The goal of this practical work is to use SIMD (Single Instruction, Multiple Data) x86_64 operations, and more particularly Intel's SSE extensions in order to decode a video in motion jpeg (MJPEG) format, and to work on registers of 128 bits.

Prerequisites

The execution requires an Intel x86_64 processor and the SDL1.2 library (or SDL12-compat). SSE instructions' documentation is available on Intel's website : Intel Intrinsics Guide

Compiling and running

Everything we need is in the folder tp2_src_etd.

The video to be decoded is : tp2_src_etd/ice_age_256x144_444.mjpeg. The three implementations of float conversion are as follows:

  • conv-float.c : "classic" float conversion, without any particular optimization
  • conv-unrolled4-float-a-trou.c : conversion of 4 by 4 floats compared to the classic implementation
  • conv-sse-a-trou.c : converting 4 by 4 floats using 128-bit registers and SSE instructions

To compile one of these conversion methods, just use:

make <mjpeg-float | mjpeg-conv-unrolled4-float-a-trou | mjpeg-conv-sse-a-trou>

The created executable takes 1, 2 or 3 arguments. The first one is the name of the video (ice_age_256x144_444.mjpeg), the second is an integer giving the number of frames to decode (-1 if all), and the third, which is not mandatory, makes it possible not to display the result: we can then measure the raw speed of the decoding.

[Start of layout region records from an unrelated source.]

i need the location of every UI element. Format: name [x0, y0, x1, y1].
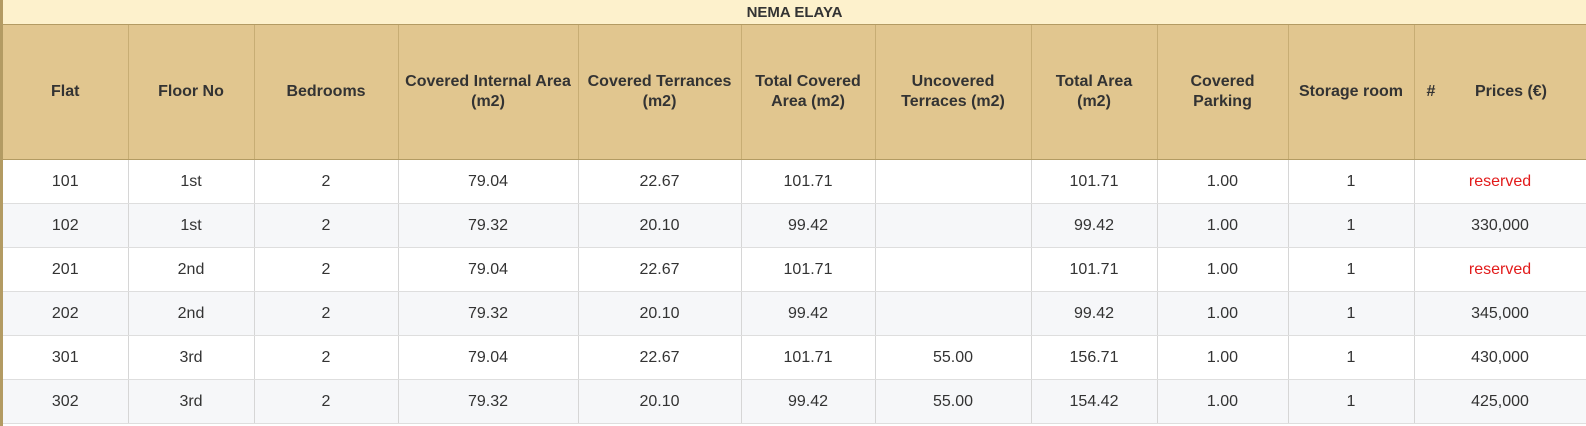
- cell-covered-terrances: 22.67: [578, 247, 742, 292]
- table-title: NEMA ELAYA: [3, 0, 1586, 25]
- cell-covered-parking: 1.00: [1157, 379, 1289, 424]
- cell-bedrooms: 2: [254, 159, 399, 204]
- cell-floor-no: 3rd: [128, 379, 255, 424]
- cell-total-covered-area: 99.42: [741, 291, 876, 336]
- cell-price: 425,000: [1414, 379, 1586, 424]
- price-table: Flat Floor No Bedrooms Covered Internal …: [3, 25, 1586, 424]
- cell-total-area: 156.71: [1031, 335, 1158, 380]
- cell-floor-no: 1st: [128, 159, 255, 204]
- table-row: 301 3rd 2 79.04 22.67 101.71 55.00 156.71 1.00 1 4…: [3, 335, 1586, 380]
- cell-total-covered-area: 101.71: [741, 159, 876, 204]
- cell-covered-terrances: 22.67: [578, 159, 742, 204]
- cell-covered-parking: 1.00: [1157, 159, 1289, 204]
- col-header-total-covered-area[interactable]: Total Covered Area (m2): [741, 25, 876, 160]
- cell-covered-terrances: 20.10: [578, 379, 742, 424]
- cell-covered-terrances: 20.10: [578, 291, 742, 336]
- cell-covered-parking: 1.00: [1157, 203, 1289, 248]
- cell-floor-no: 2nd: [128, 291, 255, 336]
- cell-covered-internal-area: 79.32: [398, 291, 579, 336]
- cell-covered-parking: 1.00: [1157, 291, 1289, 336]
- cell-covered-parking: 1.00: [1157, 335, 1289, 380]
- cell-covered-terrances: 22.67: [578, 335, 742, 380]
- cell-total-area: 99.42: [1031, 203, 1158, 248]
- table-body: 101 1st 2 79.04 22.67 101.71 101.71 1.00 1 reserv…: [3, 159, 1586, 424]
- cell-storage-room: 1: [1288, 335, 1415, 380]
- cell-total-covered-area: 101.71: [741, 247, 876, 292]
- col-header-total-area[interactable]: Total Area (m2): [1031, 25, 1158, 160]
- col-header-flat[interactable]: Flat: [3, 25, 129, 160]
- cell-floor-no: 2nd: [128, 247, 255, 292]
- cell-total-area: 154.42: [1031, 379, 1158, 424]
- col-header-bedrooms[interactable]: Bedrooms: [254, 25, 399, 160]
- cell-total-area: 99.42: [1031, 291, 1158, 336]
- cell-price: 330,000: [1414, 203, 1586, 248]
- cell-total-area: 101.71: [1031, 159, 1158, 204]
- col-header-prices[interactable]: # Prices (€): [1414, 25, 1586, 160]
- cell-total-area: 101.71: [1031, 247, 1158, 292]
- cell-floor-no: 1st: [128, 203, 255, 248]
- cell-storage-room: 1: [1288, 203, 1415, 248]
- cell-uncovered-terraces: 55.00: [875, 379, 1032, 424]
- col-header-covered-internal-area[interactable]: Covered Internal Area (m2): [398, 25, 579, 160]
- cell-bedrooms: 2: [254, 379, 399, 424]
- cell-total-covered-area: 101.71: [741, 335, 876, 380]
- cell-covered-internal-area: 79.32: [398, 203, 579, 248]
- cell-price: 345,000: [1414, 291, 1586, 336]
- cell-covered-terrances: 20.10: [578, 203, 742, 248]
- cell-flat: 202: [3, 291, 129, 336]
- table-row: 201 2nd 2 79.04 22.67 101.71 101.71 1.00 1 reserv…: [3, 247, 1586, 292]
- cell-price: 430,000: [1414, 335, 1586, 380]
- table-row: 102 1st 2 79.32 20.10 99.42 99.42 1.00 1 330,000: [3, 203, 1586, 248]
- cell-price: reserved: [1414, 159, 1586, 204]
- cell-total-covered-area: 99.42: [741, 203, 876, 248]
- cell-storage-room: 1: [1288, 379, 1415, 424]
- cell-floor-no: 3rd: [128, 335, 255, 380]
- cell-flat: 302: [3, 379, 129, 424]
- cell-covered-internal-area: 79.32: [398, 379, 579, 424]
- col-header-storage-room[interactable]: Storage room: [1288, 25, 1415, 160]
- col-header-covered-terrances[interactable]: Covered Terrances (m2): [578, 25, 742, 160]
- cell-covered-internal-area: 79.04: [398, 247, 579, 292]
- hash-marker: #: [1426, 83, 1436, 100]
- cell-bedrooms: 2: [254, 247, 399, 292]
- cell-storage-room: 1: [1288, 159, 1415, 204]
- cell-uncovered-terraces: [875, 247, 1032, 292]
- cell-flat: 301: [3, 335, 129, 380]
- cell-covered-parking: 1.00: [1157, 247, 1289, 292]
- cell-price: reserved: [1414, 247, 1586, 292]
- col-header-covered-parking[interactable]: Covered Parking: [1157, 25, 1289, 160]
- table-row: 202 2nd 2 79.32 20.10 99.42 99.42 1.00 1 345,000: [3, 291, 1586, 336]
- cell-uncovered-terraces: [875, 291, 1032, 336]
- cell-bedrooms: 2: [254, 203, 399, 248]
- header-row: Flat Floor No Bedrooms Covered Internal …: [3, 25, 1586, 160]
- cell-flat: 201: [3, 247, 129, 292]
- col-header-floor-no[interactable]: Floor No: [128, 25, 255, 160]
- cell-uncovered-terraces: [875, 159, 1032, 204]
- cell-total-covered-area: 99.42: [741, 379, 876, 424]
- table-row: 101 1st 2 79.04 22.67 101.71 101.71 1.00 1 reserv…: [3, 159, 1586, 204]
- cell-storage-room: 1: [1288, 291, 1415, 336]
- cell-uncovered-terraces: [875, 203, 1032, 248]
- cell-flat: 102: [3, 203, 129, 248]
- cell-uncovered-terraces: 55.00: [875, 335, 1032, 380]
- cell-covered-internal-area: 79.04: [398, 159, 579, 204]
- cell-bedrooms: 2: [254, 335, 399, 380]
- cell-covered-internal-area: 79.04: [398, 335, 579, 380]
- col-header-prices-label: Prices (€): [1474, 83, 1548, 100]
- cell-flat: 101: [3, 159, 129, 204]
- col-header-uncovered-terraces[interactable]: Uncovered Terraces (m2): [875, 25, 1032, 160]
- cell-storage-room: 1: [1288, 247, 1415, 292]
- table-row: 302 3rd 2 79.32 20.10 99.42 55.00 154.42 1.00 1 42…: [3, 379, 1586, 424]
- cell-bedrooms: 2: [254, 291, 399, 336]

Then, to see how long the decoding takes on the full movie, just run:

time ./mjpeg-float ice_age_256x144_444.mjpeg -1 azerty

Results

On the three implementations presented and on 10 executions for each, I obtained the following results:

We can see that the Float Unrolled and SSE implementations are slightly faster than the classic Float implementation, but that the use of SSE instructions, on the machine on which I carried out this work, does not necessarily offer better performance than 4 by 4 conversion.

This work was done as part of the Conception and Exploration of multi-core architectures course given in the last year of the Information Systems Engineering specialization at Grenoble INP - Ensimag, UGA.